I began to love books, pastures and rain was my favorite. Rain is still my heroine. When rain visits us stolen life is raised again, forests strut in new floral garments, the earth is donned in a long stunning green jacket, frogs sing incessantly with their baritone echoing through the ever giggling streams. I loved and I still love rain.
The griot in me persisted as hours became days, days become weeks and weeks become month and month become years. I failed to calm the itch, this sting under my skin, that itch became a village voice, a voice of reason, a voice of the people .I learnt rhymes from yap yelping baboons, laughing hyenas and claps of thunder, all these sounds resonated with village drumbeats to form a rhythm, a rhythm that became a fever like a seizure, when I resurrected from the fever, the fever became words. I became a word slinger, a festival of words and a beat that resonated with songs of the village(panda!, pangu! , panda panda! pangu pangu! ,pangu!, pa pa!), sounds of the forests, the roar of violent rivers and the pounding drums. All these repented me into poetry, I became a village GRIOT, a revered orator inspired by the sound of the wind of the drumbeat. Hamutyineyi Chimombe of Zimbabwe( a Karanga lyricist/WRITER) and Wole Soyinka of Nigeria( a global poet/THESPIAN) initiated me and I became a spirit of verse . I cooked metaphors in the pots of my mind, I roasted imagery in the pans of my inspiration, I boiled assonance for in my dreams and snores. . I caressed pages with passion. I read everything that met the eye with profound zeal.

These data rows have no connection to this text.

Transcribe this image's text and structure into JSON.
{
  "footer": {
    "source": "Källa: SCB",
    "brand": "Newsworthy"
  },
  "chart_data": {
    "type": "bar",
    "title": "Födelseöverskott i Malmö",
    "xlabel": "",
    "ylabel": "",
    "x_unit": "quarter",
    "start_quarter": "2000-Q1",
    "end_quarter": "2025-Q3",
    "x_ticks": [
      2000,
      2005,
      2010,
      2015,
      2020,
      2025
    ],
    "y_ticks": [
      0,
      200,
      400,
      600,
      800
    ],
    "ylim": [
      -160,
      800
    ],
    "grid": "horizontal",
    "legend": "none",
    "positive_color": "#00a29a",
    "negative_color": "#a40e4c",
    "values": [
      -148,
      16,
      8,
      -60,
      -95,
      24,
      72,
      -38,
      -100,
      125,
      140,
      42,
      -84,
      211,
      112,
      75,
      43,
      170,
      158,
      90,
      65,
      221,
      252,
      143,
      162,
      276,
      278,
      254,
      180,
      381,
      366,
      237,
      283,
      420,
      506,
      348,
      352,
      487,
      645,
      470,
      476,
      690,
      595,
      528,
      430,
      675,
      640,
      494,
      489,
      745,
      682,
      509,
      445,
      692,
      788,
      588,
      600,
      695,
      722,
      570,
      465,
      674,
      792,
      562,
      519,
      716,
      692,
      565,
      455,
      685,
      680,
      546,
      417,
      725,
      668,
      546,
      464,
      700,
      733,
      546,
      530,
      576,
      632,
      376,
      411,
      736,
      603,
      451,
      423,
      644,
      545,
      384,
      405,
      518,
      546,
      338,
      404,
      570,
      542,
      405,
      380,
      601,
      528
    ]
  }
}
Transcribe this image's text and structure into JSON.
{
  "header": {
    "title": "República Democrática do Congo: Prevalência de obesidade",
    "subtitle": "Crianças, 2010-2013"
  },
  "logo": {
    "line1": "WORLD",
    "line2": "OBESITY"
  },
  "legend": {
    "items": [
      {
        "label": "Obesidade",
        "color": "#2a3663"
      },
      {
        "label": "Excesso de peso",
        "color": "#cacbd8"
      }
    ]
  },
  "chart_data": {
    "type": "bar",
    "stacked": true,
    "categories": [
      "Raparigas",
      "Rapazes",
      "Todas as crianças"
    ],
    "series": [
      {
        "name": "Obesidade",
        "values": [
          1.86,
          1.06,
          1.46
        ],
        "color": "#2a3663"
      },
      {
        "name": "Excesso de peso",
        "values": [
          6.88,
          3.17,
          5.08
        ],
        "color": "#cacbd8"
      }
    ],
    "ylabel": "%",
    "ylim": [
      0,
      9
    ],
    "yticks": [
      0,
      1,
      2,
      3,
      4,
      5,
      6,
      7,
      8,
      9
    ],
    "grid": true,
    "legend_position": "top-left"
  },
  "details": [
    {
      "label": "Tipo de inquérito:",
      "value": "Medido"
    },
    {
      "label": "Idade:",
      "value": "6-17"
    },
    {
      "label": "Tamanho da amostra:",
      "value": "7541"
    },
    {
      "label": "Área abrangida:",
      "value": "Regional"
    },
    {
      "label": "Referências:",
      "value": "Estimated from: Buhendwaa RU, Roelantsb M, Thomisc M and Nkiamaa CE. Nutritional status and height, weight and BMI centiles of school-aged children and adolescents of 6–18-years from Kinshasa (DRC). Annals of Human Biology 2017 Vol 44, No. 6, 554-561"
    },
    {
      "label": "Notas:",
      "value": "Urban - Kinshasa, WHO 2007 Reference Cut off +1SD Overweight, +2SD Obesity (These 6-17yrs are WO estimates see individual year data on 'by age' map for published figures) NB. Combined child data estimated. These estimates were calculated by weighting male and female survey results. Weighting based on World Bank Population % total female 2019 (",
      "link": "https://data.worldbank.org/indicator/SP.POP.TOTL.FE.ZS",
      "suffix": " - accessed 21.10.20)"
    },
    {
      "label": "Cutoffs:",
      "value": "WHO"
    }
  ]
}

I fulfilled the dreams of my father, a culturist and traditional dancer, a self-styled orator; he told me that my great grandfather RATSAUKA was a talented poet and singer. At home we were taught to cuddle books than young clueless virgins .We learnt life the hard way. During rainy seasons, we planted our fields under the veil of early morning dawn until later in the when afternoons began to roast our threadbare skin. We got our food from the fields, we were taught to work hard to feed ourselves, and we carried that legacy until later years of our lives. The beat of days and the mass of nights (moon, shadows, sun, stars, stories and songs) shaped the imagery of my poetry. I liked trips to the pastures to heard cattle, eating wild fruits and chasing after wild insects. The earth would beautifully dress in new lemon green apparel. Our cows would feast on the rich greenness, their fat rich udders oozed with fresh milk; the dripping drops of milk quenched our dry throats in hot afternoons. The passion of stories grew in me like baobab. I baked life experiences into poems, stories, essays or opinions. The sun and drums push years and the village became history .I left the red hills of home , the fields , the village , mist , the dew and my people . I went to concrete jungle .The urban jungle introduced me to political history, slogan and more books. The urban media popularized my poetry, I became popular. I became both an artificial griot and a natural poet. I sing of Africa, I sing for my country and my people. The village griot born out of the sound of the wind of the village drum beat (panda, panda pangu, pangu panda pa!)